I then took back my apology and told her it's not my responsibility to prioritize her feelings on a day that is not about her. I told her that a "good friend" would just be happy for me and wouldn't be attaching guilt to one of the most amazing days of my life.

I also told her that she cannot compare herself to Adam, who's basically like a brother to me, and that Adam is my man of honor and will continue to play a more involved role in the planning and execution of my wedding next year, and that she's just going to have to accept that. AITA here??

AITA? This is what top commenters had to say about it:

said:

NTA. This day was about two people: you and your now-husband. Your friend is trying to make it about her

said:

NTA. And not that it matters much because I’m a rando stranger on the internet, but I’m really proud of you. You stood up for yourself firmly but politely. That’s a fantastic skill to have. Congratulations on your nuptials!

said:

NTA. You explicitly invited only 1 persons each to have the min witness requirements. She's allowed to be sad that she didn't get invited, but her feelings aren't your responsibility and her feeling hurt doesn't mean you did anything wrong.

You can do what is right for you and not be wrong, and she can also have her own feelings about it. Her making you feel like crap for her feelings and blaming you and saying what you did was wrong, however, isn't ok.

said:

Info - Did you not invite her and just inform her of the wedding During your conversations about it? Would you have welcomed her if she showed up? I am kind of confused about that part of your story.

And OP responded:

I did not invite her to the courthouse wedding, but she is a bridesmaid for our symbolic wedding next year, which will include all of our friends and family. I was excited to be legally married this year, so I've talked about this courthouse wedding for months with my friends and siblings, which is why I don't understand how she forgot seeing as I haven't shut up about becoming a wife or about the rings we got.

Commenters agreed: OP is not the a$$hole, but her friend is. And, it turns out, since this original post, the friend's behavior got even worse. OP shared this update:

Brief summary, my friend "Nancy" got mad that I had a courthouse wedding and she wasn't invited, despite us only inviting our 2 witnesses and officiant, and also that I didn't remind her so she could "share in my joy". She threatened to end the friendship and said I purposefully excluded her.

Since my first post I tried to have a conversation with "Nancy" about how it made me feel that she turned my marriage into something about her instead of being supportive, but she gaslit me, and I ended up apologizing for making her feel excluded even though she is meant to be a bridesmaid in my actual wedding later this year and no one but my 2 witnesses were invited to my courthouse wedding.

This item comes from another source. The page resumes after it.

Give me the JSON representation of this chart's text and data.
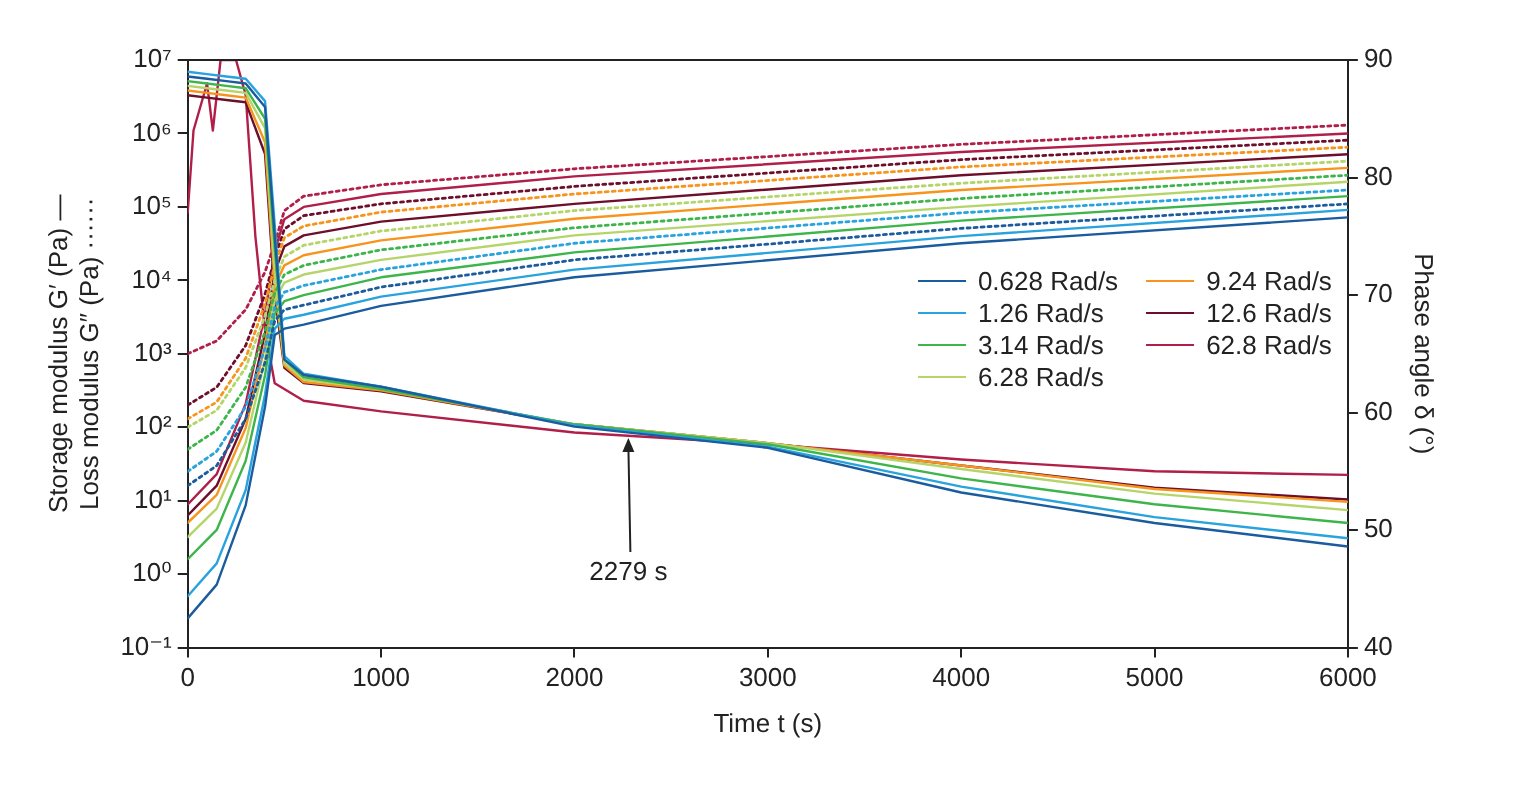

As a commenter predicted, it was a behavior that would repeat itself during my wedding planning process. I decided to include her in one of my dress-fitting appointments. I made the appointment 3 weeks in advance and she confirmed she'd be able to make it.

4 days before my appointment she texts me saying she also made a wedding dress appointment on the same day as mine!! She's engaged but doesn't have a wedding date yet, so I found this suspicious. I told her it made me uncomfortable and that we should both be able to have our own days, but she insisted she couldn't cancel because everyone she invited already confirmed and that it didn't bother HER.

When I called her out on how she's so far made every step of my marriage and wedding planning about her, and she's not once been truly present for me, she made herself a victim and said I spit vitriol at her for saying she's attempting to make things about her and I was being a fake friend. So I cut her out of my bridal party entirely and told her to have a nice life.

She since then sent me paragraphs about how I'm a shitty person. I didn't read it all, deleted it, and don't intend on responding. Thank you to the commenters on my original post for helping me see she was a sh!tty friend. And a special thank you to the person who called out the fact that this would be a repeated behavior. You were right.